There's a young girl who is a bit closer than everyone else. The shoulders of her dress are puffy, and the collar is white. It's a little hard to tell, but it looks as though she was staring directly at the camera when the photo was taken.
You focus in on her alone. The first and least surprising thing you feel is fear. It might just be your own, or it could be Anuja's, or it could even be the girl's.
It feels like danger, as though you were looking at a photograph taken of a predator inching its way towards its prey.
It feels like a funeral. Like deep mourning and loneliness, like a procession you don't want to be caught up in because you don't know if it will ever end.

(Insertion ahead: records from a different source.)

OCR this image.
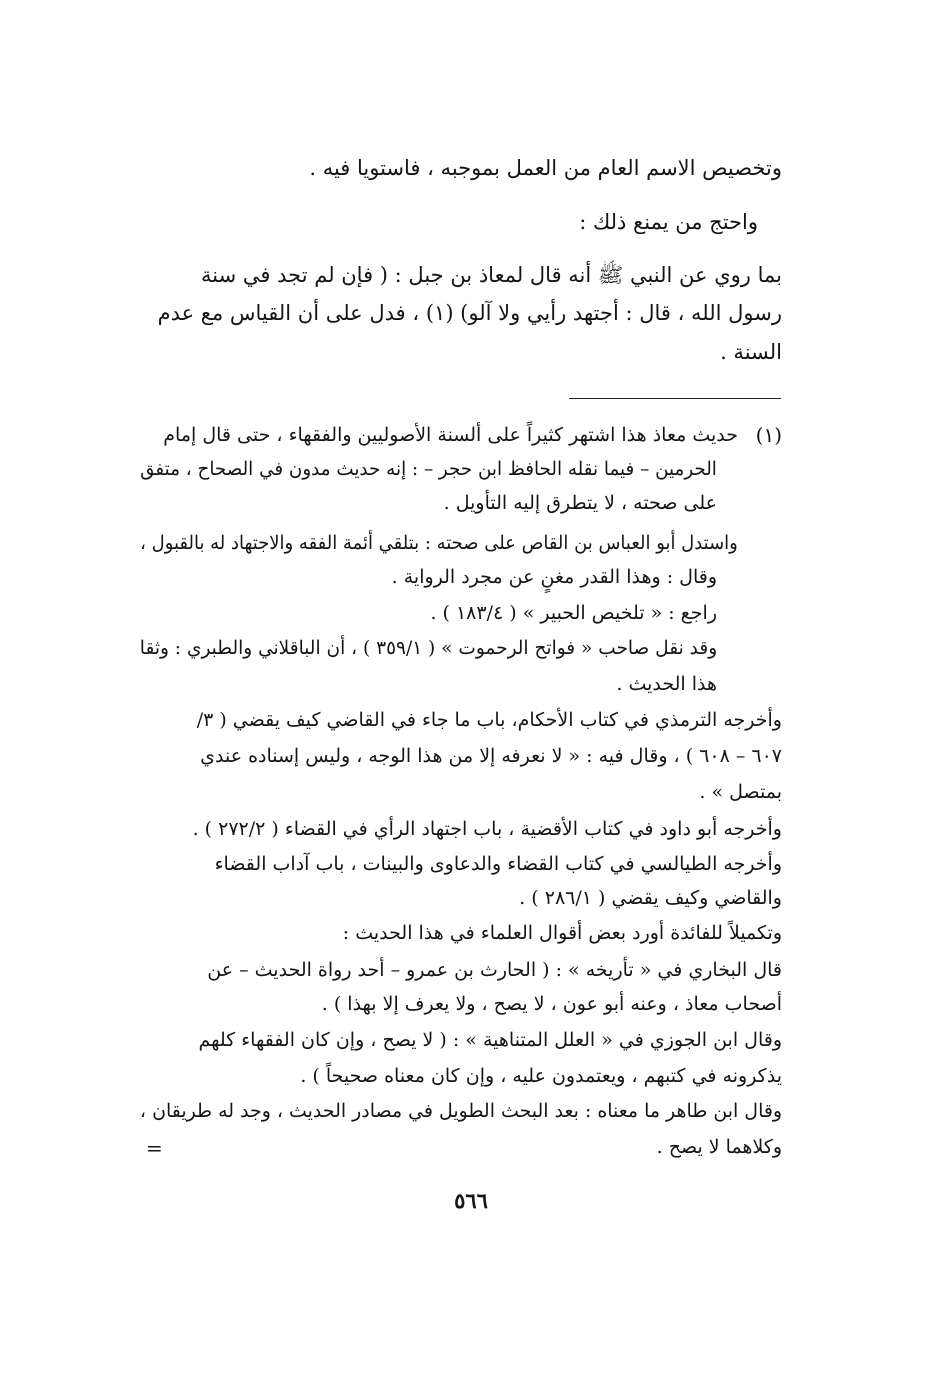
وتخصيص الاسم العام من العمل بموجبه ، فاستويا فيه .
واحتج من يمنع ذلك :
بما روي عن النبي ﷺ أنه قال لمعاذ بن جبل : ( فإن لم تجد في سنة
رسول الله ، قال : أجتهد رأيي ولا آلو) (١) ، فدل على أن القياس مع عدم
السنة .
(١)
حديث معاذ هذا اشتهر كثيراً على ألسنة الأصوليين والفقهاء ، حتى قال إمام
الحرمين – فيما نقله الحافظ ابن حجر – : إنه حديث مدون في الصحاح ، متفق
على صحته ، لا يتطرق إليه التأويل .
واستدل أبو العباس بن القاص على صحته : بتلقي أئمة الفقه والاجتهاد له بالقبول ،
وقال : وهذا القدر مغنٍ عن مجرد الرواية .
راجع : « تلخيص الحبير » ( ١٨٣/٤ ) .
وقد نقل صاحب « فواتح الرحموت » ( ٣٥٩/١ ) ، أن الباقلاني والطبري : وثقا
هذا الحديث .
وأخرجه الترمذي في كتاب الأحكام، باب ما جاء في القاضي كيف يقضي ( ٣/
٦٠٧ – ٦٠٨ ) ، وقال فيه : « لا نعرفه إلا من هذا الوجه ، وليس إسناده عندي
بمتصل » .
وأخرجه أبو داود في كتاب الأقضية ، باب اجتهاد الرأي في القضاء ( ٢٧٢/٢ ) .
وأخرجه الطيالسي في كتاب القضاء والدعاوى والبينات ، باب آداب القضاء
والقاضي وكيف يقضي ( ٢٨٦/١ ) .
وتكميلاً للفائدة أورد بعض أقوال العلماء في هذا الحديث :
قال البخاري في « تأريخه » : ( الحارث بن عمرو – أحد رواة الحديث – عن
أصحاب معاذ ، وعنه أبو عون ، لا يصح ، ولا يعرف إلا بهذا ) .
وقال ابن الجوزي في « العلل المتناهية » : ( لا يصح ، وإن كان الفقهاء كلهم
يذكرونه في كتبهم ، ويعتمدون عليه ، وإن كان معناه صحيحاً ) .
وقال ابن طاهر ما معناه : بعد البحث الطويل في مصادر الحديث ، وجد له طريقان ،
وكلاهما لا يصح .
=
٥٦٦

Then it begins to feel like suffocation, and you tear your eyes away to catch your breath.
"What is it?" Anuja asks.
"Whoever these figures are," you start to say, then pause, not wanting to frighten Anuja any more than she already is. "It's a good thing you got away from them. That you didn't let them catch up to you."
Anuja shivers. "What do we do now?"
"We have to show these to the others," you tell her. "Get their opinions."
"Addy will come up with some excuse for why it isn't real," Anuja says. "They'll say it's because my camera was damaged, or that I had a nervous breakdown and made it look like that on purpose."
"Do you really think Addy won't believe you?" you ask her.
Anuja shakes her head while staring at her photographs. "I think they don't want to believe in any of it, and that makes it even harder."
"Until recently, you didn't want to believe either," you point out.
"I still don't," she says. "But I don't have much of a choice now after what happened, do I?"
She goes back to staring at the photographs, her eyes carefully scanning each page. You realize you know exactly what she's looking for, or rather, who she looking for.
"Are you hoping that your dad is in there somewhere, or that he isn't?" you ask.
"I'm not sure. Probably that he isn't, I guess," she says.
"It wasn't foggy when he went missing," you remind her.
"Yeah. I know," she says. "Just making sure. I have to, you know? If I want to sleep tonight, or ever again for that matter, I have to be sure."